The Oregonian Dir. Calvin Lee Reeder

[Self-Released; 2011]

Styles: trash, art
Others: The Rambler

In Plato’s Symposium, Aristophanes claims we’re descended from Janus-headed, four-armed, four-legged forefathermothers, humanoid creatures so mighty that Zeus chopped them all into halves. The dialogue’s supposed to say something about romantic love, an attempt to validate how much priority we give to finding the perfect partner and how much time we spend plastering ourselves onto them.

But I like to pretend Aristophanes was talking about some weird predecessor to movies, an intimidatingly indefinable blob that a film exec with a Zeus complex just didn’t know how to market. He cut the ungainly thing into halves and one got sent to arthouse cinemas and the other to multiplexes. Since then, most of the best filmmakers — or at least the most vital — have been struggling to stitch art and trash back together.

Or something. Like my extended metaphor, The Oregonian is a mess, albeit a much more impressive one. Director Calvin Lee Reeder’s debut film has plenty of easily-recognizable elements, most notably in its allusions to genres as disparate as road trip, stoner comedy (intentional or not), gross out (lots of vomit, exploding face pustules), Urban Outfitters ad (in spirit, at least), horror, art film, and Americana (“What’s yer name, sweetheart?” said by a stranger at a campfire), but the resulting filmic goop is as unfamiliar to film as a four-legged, four-armed, two-headed being is to humankind. And as with the limbs on a humanoid, just because you can see all its filmic parts doesn’t make The Oregonian a composite. Reeder’s film is primordial, not pastiche: instead of fusing art and trash back together again, he shows us the single amoeba they both descended from. What’s the difference? Well, a four-legged, four-armed humanoid with two faces looks a lot weirder than two humans fucking.
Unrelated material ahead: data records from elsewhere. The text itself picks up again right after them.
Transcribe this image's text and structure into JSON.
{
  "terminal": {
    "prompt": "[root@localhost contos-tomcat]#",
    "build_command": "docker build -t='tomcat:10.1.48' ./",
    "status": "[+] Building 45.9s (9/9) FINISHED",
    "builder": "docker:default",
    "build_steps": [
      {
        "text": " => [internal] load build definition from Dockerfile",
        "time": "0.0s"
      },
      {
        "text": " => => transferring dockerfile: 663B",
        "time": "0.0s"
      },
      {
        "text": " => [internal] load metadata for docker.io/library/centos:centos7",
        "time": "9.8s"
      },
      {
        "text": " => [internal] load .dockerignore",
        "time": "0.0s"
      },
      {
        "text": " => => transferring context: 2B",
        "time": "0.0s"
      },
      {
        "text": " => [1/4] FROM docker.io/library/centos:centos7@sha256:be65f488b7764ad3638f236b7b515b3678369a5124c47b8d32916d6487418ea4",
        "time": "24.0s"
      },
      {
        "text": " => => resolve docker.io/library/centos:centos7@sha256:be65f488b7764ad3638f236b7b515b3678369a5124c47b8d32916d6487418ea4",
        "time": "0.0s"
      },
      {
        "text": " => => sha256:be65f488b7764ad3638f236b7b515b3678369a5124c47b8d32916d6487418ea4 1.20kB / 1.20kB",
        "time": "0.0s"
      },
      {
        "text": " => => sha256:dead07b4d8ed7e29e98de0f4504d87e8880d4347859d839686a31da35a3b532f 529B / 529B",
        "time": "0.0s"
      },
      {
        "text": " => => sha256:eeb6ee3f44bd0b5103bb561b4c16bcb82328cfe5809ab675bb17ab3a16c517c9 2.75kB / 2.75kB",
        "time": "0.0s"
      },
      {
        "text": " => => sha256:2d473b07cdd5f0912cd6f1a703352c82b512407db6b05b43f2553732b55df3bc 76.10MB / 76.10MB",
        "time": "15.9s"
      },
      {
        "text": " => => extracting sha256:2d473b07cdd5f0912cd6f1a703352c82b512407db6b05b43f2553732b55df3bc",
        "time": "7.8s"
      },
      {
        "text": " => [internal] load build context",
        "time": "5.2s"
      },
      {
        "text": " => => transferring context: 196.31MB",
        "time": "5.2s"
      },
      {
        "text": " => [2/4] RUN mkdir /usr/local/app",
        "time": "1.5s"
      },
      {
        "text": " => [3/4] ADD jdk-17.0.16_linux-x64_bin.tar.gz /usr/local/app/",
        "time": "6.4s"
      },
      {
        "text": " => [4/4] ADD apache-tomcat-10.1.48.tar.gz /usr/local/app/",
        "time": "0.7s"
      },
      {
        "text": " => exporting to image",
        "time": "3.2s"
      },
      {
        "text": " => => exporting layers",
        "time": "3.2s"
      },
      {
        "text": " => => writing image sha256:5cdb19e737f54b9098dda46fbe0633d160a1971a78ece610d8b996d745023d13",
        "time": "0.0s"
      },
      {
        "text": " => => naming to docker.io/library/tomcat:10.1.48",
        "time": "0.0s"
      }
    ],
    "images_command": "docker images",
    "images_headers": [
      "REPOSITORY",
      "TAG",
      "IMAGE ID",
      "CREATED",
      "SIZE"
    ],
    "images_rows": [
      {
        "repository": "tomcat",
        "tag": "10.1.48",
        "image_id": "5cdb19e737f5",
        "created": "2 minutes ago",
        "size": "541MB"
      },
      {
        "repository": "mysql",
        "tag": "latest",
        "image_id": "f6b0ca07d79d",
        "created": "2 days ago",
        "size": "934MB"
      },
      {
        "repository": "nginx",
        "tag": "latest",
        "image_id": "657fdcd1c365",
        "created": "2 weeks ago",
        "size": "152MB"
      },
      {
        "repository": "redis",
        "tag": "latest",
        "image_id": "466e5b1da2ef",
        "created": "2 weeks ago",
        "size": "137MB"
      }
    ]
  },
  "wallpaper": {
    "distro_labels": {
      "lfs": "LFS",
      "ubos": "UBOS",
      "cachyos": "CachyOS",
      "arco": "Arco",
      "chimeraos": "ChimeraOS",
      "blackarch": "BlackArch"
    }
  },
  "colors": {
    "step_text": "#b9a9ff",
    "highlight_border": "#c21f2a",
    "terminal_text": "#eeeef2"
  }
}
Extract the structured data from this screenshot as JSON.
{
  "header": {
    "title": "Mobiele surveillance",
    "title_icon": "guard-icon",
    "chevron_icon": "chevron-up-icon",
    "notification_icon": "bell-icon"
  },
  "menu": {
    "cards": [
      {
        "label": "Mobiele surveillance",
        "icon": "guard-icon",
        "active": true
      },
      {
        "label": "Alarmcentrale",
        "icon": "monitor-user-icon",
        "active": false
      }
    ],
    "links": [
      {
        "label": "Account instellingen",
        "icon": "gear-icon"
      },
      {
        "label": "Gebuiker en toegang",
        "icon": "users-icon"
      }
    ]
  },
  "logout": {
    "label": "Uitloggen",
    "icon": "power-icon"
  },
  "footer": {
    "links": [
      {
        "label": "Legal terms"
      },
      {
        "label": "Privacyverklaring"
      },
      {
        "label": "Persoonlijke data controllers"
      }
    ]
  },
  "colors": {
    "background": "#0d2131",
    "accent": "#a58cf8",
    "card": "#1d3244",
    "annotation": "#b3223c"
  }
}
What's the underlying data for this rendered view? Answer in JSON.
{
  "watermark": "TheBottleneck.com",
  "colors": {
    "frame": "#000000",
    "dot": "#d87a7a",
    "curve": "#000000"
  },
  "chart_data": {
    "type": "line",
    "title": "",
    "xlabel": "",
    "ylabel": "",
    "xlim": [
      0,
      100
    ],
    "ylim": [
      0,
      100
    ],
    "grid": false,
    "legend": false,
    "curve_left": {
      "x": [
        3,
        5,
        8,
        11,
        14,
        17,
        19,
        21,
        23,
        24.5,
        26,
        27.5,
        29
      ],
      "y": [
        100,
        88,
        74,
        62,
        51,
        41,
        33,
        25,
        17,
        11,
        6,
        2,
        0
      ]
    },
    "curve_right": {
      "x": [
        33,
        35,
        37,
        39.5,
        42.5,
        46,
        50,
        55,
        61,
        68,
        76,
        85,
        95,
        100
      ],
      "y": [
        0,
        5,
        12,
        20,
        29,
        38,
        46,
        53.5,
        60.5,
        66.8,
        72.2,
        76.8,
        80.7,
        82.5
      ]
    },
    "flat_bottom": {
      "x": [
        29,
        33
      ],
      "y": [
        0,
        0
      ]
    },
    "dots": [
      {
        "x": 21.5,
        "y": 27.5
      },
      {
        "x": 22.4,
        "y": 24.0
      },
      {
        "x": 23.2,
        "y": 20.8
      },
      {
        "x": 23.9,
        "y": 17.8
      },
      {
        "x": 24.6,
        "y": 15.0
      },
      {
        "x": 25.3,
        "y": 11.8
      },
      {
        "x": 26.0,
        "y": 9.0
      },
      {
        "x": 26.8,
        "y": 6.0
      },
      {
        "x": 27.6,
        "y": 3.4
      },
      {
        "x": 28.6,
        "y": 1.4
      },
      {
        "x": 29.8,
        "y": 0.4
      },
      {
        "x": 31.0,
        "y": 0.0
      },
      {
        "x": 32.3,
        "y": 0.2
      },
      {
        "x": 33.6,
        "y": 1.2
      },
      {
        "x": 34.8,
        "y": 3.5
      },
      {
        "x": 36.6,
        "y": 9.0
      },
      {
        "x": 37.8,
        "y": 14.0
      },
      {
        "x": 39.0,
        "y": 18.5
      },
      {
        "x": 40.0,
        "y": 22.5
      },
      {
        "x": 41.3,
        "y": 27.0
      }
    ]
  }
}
The film opens with a series of grainy, oversaturated shots of trees and verdant landscapes, including a slightly-over-long portrait of a topiary of a horse. For a few seconds at least, nature has all the familiar comfort and safe longing of an instagram (or, if you’re old school, a Polaroid). A young woman (Lindsay Pulsipher, who plays a werepanther on the TV series True Blood), dressed in an appropriately practical flannel shirt, feeds a horse. Aww. Soon, though, she wanders over to the stables and is unsurprised to find a man passed out face down with a bottle of booze nearby, and somehow Reeder manages to change the mood of his nature shots from nostalgia to paranoid dread as the camera zooms into a tangle of branches.

Next thing we know, the woman is driving and, before we know it, has crashed. The opening ranch scene, we find out, is a flashback, and as it develops, it turns out to be the most normal narrative piece of a film that otherwise develops formlessly. As the woman encounters a succession of freakish characters when she stumbles down the road and into the Northwest’s countryside and towns, our bearings are constantly shifting. People we thought were dead (including a creepy Christian Palmer, director and star of TMT favorite, William Never Married, who helped produce The Oregonian) turn out to be not. Characters from previous scenes reappear in different forms serving different purposes. As The Oregonian transforms into a road trip, there’s definitely movement (the landscape transforms from Pacific Northwest to Southern California), but it’s hard to claim there’s progress in the woman’s present. Rather, it’s her past — a brief flashback of life on the ranch — that keeps developing, reversing the typical filmic dynamic between the remembered past and the experienced present.

The temporal wormholes, monsters (most notably, one in a fuzzy green suit), mystery cowboys, and blond lead will likely draw comparisons to David Lynch, which wouldn’t be far off if Lynch were more into dayglo vomit and endless, color-changing streams of urine. That’s not just a joke, either: Lynch’s weirdness is ultimately grounded in language, not in image. But in The Oregonian, language is almost absent. Speech comes primarily from the protagonist and is mostly unanswered. Reeder’s inventive and pervasive “soundtrack” notwithstanding, the film’s eloquence is visual. As weird a compliment as it is, The Oregonian has more — or at least more interesting things — to say about the color green than perhaps any other film, even if there are plenty of distractions along the way. But like language, the film’s visuals are all the more meaningful for their impurity: the projectile vomiting and overly hip owl decorations are just the idiomatic markers of a culture that’s both fluent in and saturated with images, the visual equivalent of the “fucks” and “ums” in any realistic scene of dialogue.